Case Study dwpbank
The Client
The Deutsche Wertpapier Service Bank AG (dwpbank) renders services as transaction bank for its clients, the customer banks, in the field of handling bonds.
Among the clients of the dwpbank are almost all mutual savings banks, the majority of savings banks, but also Postbank and private banks such as Dresdner Bank. Thus, the dwpbank is both with regard to the number of managed bond accounts and the transaction volume by far the market leader in Germany among the bond transaction banks.
Besides the successful attraction of new customers the dwpbank gained the role of market leader also by numerous mergers and take-overs. The last action of this kind was the acquisition of the TxB Bank by which the dwpbank took over the business of handling bonds of the North German and Bavarian savings banks.
With about 2.000 employees the dwpbank uses its IT-systems to attend to numerous clients with several 100.000 users throughout Germany.
Due to the facts mentioned above, the dwpbank has a permanently high need of consolidation concerning its information technology and its own organisation.
The Challenge
The permanent growth confronted the dwpbank with the task to simulatniously operate several handling systems with all containing identities. In addition the consistent administration of the digital identities of different users on the clients' side in their various roles became a real challenge.

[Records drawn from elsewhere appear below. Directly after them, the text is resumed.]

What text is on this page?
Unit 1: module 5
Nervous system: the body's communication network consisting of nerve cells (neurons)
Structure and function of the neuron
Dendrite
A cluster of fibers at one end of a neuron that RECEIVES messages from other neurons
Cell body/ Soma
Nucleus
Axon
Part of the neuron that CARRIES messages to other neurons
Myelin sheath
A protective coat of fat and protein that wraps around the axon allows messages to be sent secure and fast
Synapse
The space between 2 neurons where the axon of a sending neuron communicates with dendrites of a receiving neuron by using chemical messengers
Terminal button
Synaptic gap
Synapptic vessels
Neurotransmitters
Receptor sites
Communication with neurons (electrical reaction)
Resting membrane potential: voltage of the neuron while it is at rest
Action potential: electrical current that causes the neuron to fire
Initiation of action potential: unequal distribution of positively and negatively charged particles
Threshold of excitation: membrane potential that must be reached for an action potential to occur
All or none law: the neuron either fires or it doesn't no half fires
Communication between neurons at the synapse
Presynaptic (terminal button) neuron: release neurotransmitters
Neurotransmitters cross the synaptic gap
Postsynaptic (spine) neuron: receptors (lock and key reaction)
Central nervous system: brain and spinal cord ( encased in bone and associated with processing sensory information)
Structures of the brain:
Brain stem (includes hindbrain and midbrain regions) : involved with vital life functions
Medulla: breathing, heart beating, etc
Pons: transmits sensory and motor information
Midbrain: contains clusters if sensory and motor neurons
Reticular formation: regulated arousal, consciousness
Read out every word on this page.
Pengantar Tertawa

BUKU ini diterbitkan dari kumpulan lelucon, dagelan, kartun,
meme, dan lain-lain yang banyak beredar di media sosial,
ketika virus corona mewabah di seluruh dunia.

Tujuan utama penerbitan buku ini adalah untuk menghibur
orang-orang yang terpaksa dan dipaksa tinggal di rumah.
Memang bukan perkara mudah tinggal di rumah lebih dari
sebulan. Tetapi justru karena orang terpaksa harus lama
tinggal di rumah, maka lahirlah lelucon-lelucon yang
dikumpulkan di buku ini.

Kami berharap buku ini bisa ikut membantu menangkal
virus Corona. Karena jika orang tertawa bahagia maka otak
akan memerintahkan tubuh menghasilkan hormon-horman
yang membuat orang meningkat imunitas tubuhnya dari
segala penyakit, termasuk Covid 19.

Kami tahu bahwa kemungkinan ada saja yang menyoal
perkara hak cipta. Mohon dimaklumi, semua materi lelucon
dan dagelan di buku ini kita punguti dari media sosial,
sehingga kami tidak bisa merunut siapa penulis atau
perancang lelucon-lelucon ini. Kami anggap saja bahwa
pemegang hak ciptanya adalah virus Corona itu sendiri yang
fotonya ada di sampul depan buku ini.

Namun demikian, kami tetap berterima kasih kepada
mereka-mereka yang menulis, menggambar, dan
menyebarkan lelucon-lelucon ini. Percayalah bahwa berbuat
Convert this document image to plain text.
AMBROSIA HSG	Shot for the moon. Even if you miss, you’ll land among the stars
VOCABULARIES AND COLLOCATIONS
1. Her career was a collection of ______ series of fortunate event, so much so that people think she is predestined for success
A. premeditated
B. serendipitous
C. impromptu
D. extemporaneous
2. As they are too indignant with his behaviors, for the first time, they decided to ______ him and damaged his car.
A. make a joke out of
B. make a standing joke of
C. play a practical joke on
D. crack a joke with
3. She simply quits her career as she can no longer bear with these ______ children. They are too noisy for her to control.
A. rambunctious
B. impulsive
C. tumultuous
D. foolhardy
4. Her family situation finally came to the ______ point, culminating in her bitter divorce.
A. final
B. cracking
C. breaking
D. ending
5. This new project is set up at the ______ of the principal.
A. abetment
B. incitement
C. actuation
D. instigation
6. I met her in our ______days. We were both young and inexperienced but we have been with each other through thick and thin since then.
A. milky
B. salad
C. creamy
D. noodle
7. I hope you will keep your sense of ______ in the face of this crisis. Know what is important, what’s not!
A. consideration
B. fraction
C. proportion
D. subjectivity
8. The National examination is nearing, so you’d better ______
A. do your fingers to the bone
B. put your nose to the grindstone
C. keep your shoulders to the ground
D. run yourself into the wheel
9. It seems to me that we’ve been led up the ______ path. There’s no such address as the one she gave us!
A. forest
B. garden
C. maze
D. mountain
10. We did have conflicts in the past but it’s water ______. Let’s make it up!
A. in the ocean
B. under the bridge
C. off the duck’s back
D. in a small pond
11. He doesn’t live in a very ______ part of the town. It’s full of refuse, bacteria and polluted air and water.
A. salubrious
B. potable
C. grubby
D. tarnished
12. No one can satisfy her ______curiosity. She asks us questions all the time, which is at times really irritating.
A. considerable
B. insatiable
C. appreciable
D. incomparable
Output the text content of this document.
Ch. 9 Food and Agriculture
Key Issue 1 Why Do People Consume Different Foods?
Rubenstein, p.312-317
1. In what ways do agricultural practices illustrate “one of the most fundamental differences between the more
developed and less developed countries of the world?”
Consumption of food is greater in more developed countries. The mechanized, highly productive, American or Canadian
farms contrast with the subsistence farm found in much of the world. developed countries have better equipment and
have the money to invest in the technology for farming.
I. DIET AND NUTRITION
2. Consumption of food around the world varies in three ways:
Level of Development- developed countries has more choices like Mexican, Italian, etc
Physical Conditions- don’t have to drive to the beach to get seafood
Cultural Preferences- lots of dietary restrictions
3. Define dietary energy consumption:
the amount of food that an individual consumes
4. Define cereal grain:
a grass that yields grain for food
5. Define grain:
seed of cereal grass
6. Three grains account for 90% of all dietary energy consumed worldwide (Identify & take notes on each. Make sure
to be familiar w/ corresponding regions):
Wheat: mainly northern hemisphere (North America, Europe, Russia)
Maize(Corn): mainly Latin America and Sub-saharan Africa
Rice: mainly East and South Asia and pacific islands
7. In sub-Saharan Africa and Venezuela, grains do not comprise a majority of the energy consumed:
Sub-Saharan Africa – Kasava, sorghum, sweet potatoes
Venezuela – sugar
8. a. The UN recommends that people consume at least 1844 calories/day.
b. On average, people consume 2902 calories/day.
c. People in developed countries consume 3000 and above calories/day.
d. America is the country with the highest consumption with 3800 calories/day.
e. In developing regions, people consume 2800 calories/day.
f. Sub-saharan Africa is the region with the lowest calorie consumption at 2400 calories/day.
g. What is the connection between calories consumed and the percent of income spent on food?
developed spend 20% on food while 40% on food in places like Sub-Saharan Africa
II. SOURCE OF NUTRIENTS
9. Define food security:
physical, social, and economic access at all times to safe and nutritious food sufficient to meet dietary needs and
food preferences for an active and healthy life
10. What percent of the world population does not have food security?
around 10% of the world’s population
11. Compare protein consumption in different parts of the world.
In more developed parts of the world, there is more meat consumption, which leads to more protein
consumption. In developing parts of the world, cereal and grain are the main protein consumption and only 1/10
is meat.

Especially the authorization system RACF used on the host so far turned out to be tremendously time-consuming, accompanied by the latent possibility of errors creeping in the user administration.
Already in 2004, the search for options to achieve a significant increase in efficiency and security by the introduction of an Identity Management (IdM) based on software began.
The Solution
Resulting from the challenges described above, the dwpbank evaluted the Sun technology „Sun java Enterprise System" consisting of the components Directory Server, Identity Manager and Application Server on the basis of Sun Solaris.
On this platform the construction of a new centralized IdM-platform for the dwpbank began:
- installation of a LDAP-Meta-Directory on the IdM-Plattform
- authorisation information is forwarded directly to the RACF-system of the host via an adequately ready-made adapter from the IdM-System
- For the readout of DES3-algorythm encoded passwords, an individual solution had to be developed due to the lack of standard software on the market
- Thus, exchange and comparison of identity data into both directions was enabled.
This IdM-solution was integrated into a high availability platform on the basis of Sun servers and an Oracle data base. In addition, a Single-Sign-On solution was integrated, increasing usability.
The result
The solution described was introduced in phases between 2005 and 2006 and forms the basis of the dwpbank's entire identity management ever since.
Even now the IdM solution of Xionet/Sun supports more than 100.000 users at the clients' of the dwpbank.
Basically this involves users of WP2, the target system for the entire consolidation of the handling systems within the dwpbank. The consolidation is currently completed for the larger part of the savings banks' customers, Dresdner Bank, Postbank, and additional private banks.
The current task is the consolidation of cooperative bank clients and the remaining savings banks within the customer base of the TxB Bank.
The importance of the IdM solution of Xionet/Sun for the Identity Management of the dwpbank will continue to grow. The goal is to administer around 200.000 user accounts with this solution.